И создал я Нисайю, что за Бахдги,
Чтоб не было в людских сердцах сомненья,
Но Анграмайни веру умертвил.
Я создал Урву, пышность тучных пастбищ,
Но Анграмайни гордость людям дал.
Я создал красоту Гараваити,
Но Анграмайни выстроил гроба
И создал я оплот, святую Кахру,
Но Анграмайни трупы есть велел,
И люди стали есть убитых ими.
И я, Агурамазда, создал много
Других прекрасных стран, Гаэтуманту,
Варэну, и Рангха, и Семиречье,
Но Анграмайни, тот, кто весь есть смерть,
На все набросил зиму, зиму, зиму.
И много стран глубоких и прекрасных,
Томясь без света, ждут моих лучей,
И я, Агурамазда, создал солнце,
Но Анграмайни, темный, создал ночь.
ВЕЛИКОЕ НИЧТО
1Моя душа — глухой всебожный храм,
Там дышат тени, смутно нарастая
Отраднее всего моим мечтам
Прекрасные чудовища Китая.
Дракон, владыка солнца и весны,
Единорог, эмблема совершенства,
И феникс, образ царственной жены,
Слиянье власти, блеска, и блаженства.
Люблю однообразную мечту
В созданиях художников Китая,
Застывшую, как иней, красоту,
Как иней снов, что искрится не тая.
Симметрия—их основной закон,
Они рисуют даль как восхожденье,
И сладко мне, что страшный их дракон
Не адский дух, а символ наслажденья.
А дивная утонченность тонов,
Дробящихся в различии согласном,
Проникновенье в таинство основ,
Лазурь в лазури, красное на красном!
А равнодушье к образу людей,
Пристрастье к разновидностям звериным,
Сплетенье в строгий узел всех страстей,
Огонь ума, скользящий по картинам!
Но более, чем это все, у них,
Люблю пробел лирического зноя
Люблю постичь, сквозь легкий нежный стих,
Безбрежное отчаянье покоя.
2К старинным манускриптам, в поздний час,
Почувствовав обычное призванье,
Я рылся между свитков, и как раз
Чванг-Санга прочитал повествованье.
Там смутный кто-то, я не знаю кто,
Ронял слова печали и забвенья:
«Бесчувственно Великое Ничто,
В нем я и ты — мелькаем на мгновенье.
Проходит Ночь, и в роще дышит свет,
Две птички, тесно сжавшись, спали рядом,
Но с блеском Дня той дружбы больше нет,
И каждая летит к своим усладам.
За тьмою — жизнь, за холодом — апрель,
И снова темный холод ожиданья.
Я разобью певучую свирель,
Иду на Запад, умерли мечтанья
Бесчувственно Великое Ничто,
Земля и Небо свод немого храма.
Я тихо сплю — я тот же и никто,
Моя душа — воздушность фимиама»
НАМЕК
Сгибаясь, качаясь, исполнен немой осторожности,
В подводной прохладе, утонченный ждущий намек
Вздымается стебель, таящий блаженство возможности,
Хранящий способность раскрыться, как белый цветок.

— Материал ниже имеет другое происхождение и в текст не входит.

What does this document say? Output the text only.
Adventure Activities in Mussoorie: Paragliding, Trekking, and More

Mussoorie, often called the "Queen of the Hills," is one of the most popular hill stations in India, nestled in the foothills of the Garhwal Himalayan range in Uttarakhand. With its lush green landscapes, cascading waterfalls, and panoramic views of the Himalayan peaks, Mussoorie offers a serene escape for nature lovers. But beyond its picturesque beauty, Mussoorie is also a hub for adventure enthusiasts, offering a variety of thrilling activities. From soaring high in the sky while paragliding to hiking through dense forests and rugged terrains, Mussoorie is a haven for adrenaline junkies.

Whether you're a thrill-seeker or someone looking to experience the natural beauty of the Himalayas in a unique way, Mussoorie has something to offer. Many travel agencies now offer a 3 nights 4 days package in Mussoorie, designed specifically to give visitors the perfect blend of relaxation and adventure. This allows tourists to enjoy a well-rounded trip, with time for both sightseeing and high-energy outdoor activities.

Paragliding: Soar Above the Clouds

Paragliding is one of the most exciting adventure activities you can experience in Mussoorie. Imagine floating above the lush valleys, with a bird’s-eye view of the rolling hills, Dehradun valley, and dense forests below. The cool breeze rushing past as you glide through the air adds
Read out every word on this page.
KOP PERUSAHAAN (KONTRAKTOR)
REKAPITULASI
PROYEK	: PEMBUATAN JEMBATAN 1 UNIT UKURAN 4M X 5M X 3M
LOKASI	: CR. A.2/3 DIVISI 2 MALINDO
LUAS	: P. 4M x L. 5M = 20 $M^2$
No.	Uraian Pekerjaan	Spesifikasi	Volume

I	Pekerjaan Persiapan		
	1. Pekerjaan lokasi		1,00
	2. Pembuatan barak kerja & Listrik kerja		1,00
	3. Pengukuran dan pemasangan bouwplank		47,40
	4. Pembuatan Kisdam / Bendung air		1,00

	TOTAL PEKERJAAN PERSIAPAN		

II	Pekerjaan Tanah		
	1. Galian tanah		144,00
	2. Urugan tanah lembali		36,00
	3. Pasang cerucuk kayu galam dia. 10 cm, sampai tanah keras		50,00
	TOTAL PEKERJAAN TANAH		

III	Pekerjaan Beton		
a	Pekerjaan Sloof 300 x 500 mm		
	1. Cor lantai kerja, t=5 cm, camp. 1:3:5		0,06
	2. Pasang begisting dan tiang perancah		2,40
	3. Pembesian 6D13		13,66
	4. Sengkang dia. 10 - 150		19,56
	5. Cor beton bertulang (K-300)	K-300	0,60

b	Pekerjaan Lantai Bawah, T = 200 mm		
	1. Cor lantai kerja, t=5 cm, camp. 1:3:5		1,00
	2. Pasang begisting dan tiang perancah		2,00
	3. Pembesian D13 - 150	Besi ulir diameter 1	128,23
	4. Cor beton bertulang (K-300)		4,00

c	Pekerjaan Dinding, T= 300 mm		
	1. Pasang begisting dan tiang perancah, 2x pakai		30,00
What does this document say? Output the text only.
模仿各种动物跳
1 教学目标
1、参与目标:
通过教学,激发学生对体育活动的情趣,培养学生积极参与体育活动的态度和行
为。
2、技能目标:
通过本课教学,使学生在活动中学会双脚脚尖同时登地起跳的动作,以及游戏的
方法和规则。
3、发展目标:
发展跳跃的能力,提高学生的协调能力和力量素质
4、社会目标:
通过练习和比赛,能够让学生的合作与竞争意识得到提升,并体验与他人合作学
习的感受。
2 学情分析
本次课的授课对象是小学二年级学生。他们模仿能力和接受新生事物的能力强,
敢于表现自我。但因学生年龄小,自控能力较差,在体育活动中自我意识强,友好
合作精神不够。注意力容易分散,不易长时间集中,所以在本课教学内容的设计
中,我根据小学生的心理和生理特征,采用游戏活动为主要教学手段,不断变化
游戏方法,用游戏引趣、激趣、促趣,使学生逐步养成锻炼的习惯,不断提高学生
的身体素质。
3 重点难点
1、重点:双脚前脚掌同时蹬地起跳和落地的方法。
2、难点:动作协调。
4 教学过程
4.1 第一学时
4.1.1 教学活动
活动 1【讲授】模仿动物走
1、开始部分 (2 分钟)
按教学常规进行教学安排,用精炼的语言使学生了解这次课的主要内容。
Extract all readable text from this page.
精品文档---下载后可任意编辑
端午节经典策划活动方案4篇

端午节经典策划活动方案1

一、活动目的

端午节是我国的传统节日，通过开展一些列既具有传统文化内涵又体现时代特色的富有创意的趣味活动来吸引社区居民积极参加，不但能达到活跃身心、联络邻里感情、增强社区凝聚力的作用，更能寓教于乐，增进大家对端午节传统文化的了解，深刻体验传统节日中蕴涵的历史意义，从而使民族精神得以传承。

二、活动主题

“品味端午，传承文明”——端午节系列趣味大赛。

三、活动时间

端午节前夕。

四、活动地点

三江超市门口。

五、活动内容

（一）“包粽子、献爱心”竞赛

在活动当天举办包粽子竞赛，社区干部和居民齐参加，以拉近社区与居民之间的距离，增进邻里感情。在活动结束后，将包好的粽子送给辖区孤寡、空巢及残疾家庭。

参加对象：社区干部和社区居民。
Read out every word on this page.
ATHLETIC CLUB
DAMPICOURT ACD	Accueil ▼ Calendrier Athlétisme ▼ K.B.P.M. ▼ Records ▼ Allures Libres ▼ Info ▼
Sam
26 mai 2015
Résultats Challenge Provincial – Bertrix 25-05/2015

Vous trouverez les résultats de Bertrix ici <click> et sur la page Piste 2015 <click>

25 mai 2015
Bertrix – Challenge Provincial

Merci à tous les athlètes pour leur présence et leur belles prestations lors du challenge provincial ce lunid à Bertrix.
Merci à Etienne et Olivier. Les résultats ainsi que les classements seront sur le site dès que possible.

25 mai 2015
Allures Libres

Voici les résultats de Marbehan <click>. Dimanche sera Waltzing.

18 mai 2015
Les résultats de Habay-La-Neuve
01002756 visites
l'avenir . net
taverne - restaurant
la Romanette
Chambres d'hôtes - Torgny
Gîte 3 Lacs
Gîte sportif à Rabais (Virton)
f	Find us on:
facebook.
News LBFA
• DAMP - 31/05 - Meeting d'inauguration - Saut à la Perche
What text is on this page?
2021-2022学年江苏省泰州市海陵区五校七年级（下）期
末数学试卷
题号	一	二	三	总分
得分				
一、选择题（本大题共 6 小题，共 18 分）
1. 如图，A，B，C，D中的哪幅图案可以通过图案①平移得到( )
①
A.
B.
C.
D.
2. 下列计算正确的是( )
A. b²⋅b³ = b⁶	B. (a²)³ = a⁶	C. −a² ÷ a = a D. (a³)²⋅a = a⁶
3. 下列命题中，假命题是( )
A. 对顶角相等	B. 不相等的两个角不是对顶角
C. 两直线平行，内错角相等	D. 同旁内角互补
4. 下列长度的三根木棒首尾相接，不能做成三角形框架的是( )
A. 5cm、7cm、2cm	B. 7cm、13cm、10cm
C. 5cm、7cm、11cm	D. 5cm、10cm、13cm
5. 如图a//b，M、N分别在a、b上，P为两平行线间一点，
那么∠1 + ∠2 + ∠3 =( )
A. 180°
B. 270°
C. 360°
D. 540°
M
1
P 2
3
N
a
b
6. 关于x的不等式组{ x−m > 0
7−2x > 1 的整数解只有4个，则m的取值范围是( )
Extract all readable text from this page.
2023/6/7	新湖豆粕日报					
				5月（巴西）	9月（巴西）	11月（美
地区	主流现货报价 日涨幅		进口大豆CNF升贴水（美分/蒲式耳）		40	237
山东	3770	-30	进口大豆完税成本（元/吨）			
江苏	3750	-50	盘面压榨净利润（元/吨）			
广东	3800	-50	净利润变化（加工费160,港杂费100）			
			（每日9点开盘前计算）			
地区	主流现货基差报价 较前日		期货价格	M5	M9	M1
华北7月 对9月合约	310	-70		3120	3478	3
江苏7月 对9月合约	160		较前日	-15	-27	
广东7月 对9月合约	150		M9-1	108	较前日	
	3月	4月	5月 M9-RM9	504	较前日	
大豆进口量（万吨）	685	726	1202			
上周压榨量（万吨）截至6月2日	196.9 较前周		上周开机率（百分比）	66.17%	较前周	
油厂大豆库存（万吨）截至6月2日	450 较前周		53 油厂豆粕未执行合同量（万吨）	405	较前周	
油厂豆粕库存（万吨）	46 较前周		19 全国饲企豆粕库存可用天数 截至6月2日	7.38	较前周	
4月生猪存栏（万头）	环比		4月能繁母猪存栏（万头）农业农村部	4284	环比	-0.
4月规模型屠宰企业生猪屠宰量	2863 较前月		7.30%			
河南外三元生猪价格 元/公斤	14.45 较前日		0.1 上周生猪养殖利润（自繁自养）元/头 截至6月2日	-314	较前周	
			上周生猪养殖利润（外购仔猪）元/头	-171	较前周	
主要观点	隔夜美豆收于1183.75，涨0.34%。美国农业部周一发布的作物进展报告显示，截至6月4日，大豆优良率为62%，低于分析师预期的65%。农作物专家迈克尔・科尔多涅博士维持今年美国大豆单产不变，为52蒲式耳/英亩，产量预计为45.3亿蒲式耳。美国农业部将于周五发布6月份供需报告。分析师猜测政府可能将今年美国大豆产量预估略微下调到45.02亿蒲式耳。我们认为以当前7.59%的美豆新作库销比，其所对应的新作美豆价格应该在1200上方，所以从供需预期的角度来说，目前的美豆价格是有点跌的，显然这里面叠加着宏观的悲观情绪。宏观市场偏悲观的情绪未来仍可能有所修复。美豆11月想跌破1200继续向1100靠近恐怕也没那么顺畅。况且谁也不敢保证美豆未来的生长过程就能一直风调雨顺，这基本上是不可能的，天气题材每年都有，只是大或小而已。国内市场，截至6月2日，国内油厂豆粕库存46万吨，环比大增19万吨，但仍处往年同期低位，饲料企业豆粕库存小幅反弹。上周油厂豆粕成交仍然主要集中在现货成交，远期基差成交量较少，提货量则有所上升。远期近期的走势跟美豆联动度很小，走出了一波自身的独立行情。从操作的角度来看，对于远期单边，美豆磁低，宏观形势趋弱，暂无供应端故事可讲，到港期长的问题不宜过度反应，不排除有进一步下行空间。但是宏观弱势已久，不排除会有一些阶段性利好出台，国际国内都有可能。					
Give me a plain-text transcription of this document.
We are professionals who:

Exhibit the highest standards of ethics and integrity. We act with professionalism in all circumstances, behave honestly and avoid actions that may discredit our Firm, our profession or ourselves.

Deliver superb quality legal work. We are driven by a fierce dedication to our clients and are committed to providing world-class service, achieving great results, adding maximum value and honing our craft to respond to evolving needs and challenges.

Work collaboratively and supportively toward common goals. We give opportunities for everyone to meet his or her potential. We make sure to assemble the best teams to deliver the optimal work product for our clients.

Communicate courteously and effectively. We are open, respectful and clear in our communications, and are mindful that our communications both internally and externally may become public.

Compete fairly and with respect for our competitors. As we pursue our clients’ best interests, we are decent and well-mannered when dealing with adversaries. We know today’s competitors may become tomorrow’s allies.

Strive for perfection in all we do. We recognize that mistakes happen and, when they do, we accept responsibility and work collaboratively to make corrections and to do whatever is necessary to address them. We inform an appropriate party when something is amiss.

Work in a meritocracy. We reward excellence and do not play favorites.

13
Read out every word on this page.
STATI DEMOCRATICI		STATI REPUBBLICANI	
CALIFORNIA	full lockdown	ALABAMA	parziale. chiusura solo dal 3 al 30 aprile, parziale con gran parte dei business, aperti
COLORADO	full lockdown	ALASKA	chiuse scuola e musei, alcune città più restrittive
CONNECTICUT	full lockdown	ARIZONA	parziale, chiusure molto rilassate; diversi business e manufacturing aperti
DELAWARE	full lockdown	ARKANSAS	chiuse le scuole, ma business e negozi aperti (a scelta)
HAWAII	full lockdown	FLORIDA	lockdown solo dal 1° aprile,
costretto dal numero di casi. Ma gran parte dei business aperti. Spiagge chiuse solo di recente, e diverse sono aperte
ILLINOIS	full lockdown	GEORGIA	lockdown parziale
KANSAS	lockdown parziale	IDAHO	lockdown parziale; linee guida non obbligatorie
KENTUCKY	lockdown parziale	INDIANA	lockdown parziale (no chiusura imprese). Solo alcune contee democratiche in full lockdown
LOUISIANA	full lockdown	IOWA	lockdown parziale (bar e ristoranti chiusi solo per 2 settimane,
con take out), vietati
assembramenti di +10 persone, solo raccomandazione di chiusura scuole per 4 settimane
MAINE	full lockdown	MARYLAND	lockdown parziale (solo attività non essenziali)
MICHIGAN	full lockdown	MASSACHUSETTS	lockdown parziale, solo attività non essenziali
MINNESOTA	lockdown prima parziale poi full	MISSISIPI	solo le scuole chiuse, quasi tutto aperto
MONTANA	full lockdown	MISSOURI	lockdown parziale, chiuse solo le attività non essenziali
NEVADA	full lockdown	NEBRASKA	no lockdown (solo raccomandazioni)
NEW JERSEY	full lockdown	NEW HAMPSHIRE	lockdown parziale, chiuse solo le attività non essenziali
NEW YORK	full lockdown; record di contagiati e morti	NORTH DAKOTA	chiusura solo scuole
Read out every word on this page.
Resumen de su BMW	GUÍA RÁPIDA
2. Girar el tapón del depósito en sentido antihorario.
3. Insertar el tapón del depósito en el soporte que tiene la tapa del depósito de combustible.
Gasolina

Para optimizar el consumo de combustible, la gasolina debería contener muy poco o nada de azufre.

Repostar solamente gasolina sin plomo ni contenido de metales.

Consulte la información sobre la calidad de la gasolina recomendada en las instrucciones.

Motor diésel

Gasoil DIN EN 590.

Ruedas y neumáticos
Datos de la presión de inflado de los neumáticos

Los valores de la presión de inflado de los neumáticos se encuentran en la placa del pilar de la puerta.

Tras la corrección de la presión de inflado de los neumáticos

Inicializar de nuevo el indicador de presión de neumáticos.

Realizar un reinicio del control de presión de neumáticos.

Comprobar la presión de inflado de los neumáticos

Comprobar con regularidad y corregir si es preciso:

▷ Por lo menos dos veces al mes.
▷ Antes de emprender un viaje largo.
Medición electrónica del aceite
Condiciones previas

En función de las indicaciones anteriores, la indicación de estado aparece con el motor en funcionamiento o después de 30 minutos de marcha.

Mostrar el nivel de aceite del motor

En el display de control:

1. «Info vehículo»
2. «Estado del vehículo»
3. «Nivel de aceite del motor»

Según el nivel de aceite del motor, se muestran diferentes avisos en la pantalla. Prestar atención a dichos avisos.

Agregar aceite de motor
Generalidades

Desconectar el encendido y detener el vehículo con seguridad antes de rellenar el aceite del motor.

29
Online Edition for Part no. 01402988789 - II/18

И так же, как стебель зеленый блистательной лилии,
Меняясь в холодном забвеньи, легенды веков,—
В моих песнопеньях, уставши тянуться в бессилии,—
Раскрылись, как чаши свободно живущих цветков.
ТРИ ЛЕГЕНДЫ
Есть лишь три легенды сказочных веков.
Смысл их вечно старый, точно утро нов.
И одна легенда, блеск лучей дробя.
Говорит: «О, смертный! Полюби себя».
И другая, в свете страсти без страстей,
Говорит: «О, смертный! Полюби людей».
И вещает третья, нежно, точно вздох:
«Полюби бессмертье. Вечен только Бог».
Есть лишь три преддверья. Нужно все пройти.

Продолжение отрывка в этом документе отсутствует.